我醒的时候天已经亮了。
七点不到,窗帘缝里透进来一条白光,落在地板上。
我一整夜没怎么睡好,脑子里翻来覆去全是夜视画面里那些东西——金色的头发散在白色的马背上,那根胡萝卜在她腿间进进出出,还有最后那股水喷出来的时候,亮闪闪的。
我翻了个身,把枕头压在脸上,压了好几秒。
然后爬起来洗了把脸,换了件衣服。
走出卧室的时候我特意没往二楼那间客房的方向看。我知道她在里面。可能还在睡,可能已经醒了。不管哪种,我现在都不想去想。
我下了楼,进了厨房,打开冰箱,然后又关上了。
我没做早饭。
不是忘了——是故意的。

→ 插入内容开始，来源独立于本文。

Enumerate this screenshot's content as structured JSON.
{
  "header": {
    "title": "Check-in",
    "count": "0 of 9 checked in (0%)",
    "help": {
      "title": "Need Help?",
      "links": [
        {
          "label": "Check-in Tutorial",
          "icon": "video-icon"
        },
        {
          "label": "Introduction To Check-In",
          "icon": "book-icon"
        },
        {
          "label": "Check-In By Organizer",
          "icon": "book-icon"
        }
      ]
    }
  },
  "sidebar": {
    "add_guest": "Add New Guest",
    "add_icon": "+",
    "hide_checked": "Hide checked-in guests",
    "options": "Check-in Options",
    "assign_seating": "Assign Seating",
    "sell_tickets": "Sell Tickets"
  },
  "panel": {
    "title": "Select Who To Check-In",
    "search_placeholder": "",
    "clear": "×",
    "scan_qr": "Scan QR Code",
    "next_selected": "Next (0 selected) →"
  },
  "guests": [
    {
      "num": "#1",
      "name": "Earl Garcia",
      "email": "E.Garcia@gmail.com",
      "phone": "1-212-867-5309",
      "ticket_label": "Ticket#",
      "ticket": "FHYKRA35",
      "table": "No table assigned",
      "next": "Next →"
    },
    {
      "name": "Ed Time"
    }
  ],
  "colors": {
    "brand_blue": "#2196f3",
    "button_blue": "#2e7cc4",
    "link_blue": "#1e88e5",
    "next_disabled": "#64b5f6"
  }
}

我就是要让她知道,在这个房子里,什么时候吃饭、吃什么、吃多少,是我说了算。
我走到客厅,从抽屉里翻出昨天那条缰绳。
皮质的长绳,末端连着一个金属扣环。
昨天中介把它递给我的时候我还没仔细看,现在拿在手里才觉得这玩意儿有点分量。
上面还沾着一点她马身上的味道——一种很淡的、草料混合着体味的气息。
我把缰绳卷在手里,上了二楼。
客房的门关着。我在门口站了两秒,没敲门,直接推开了。
她醒了。
她卧在垫子上,四条腿蜷着,金色的头发乱糟糟地散了一...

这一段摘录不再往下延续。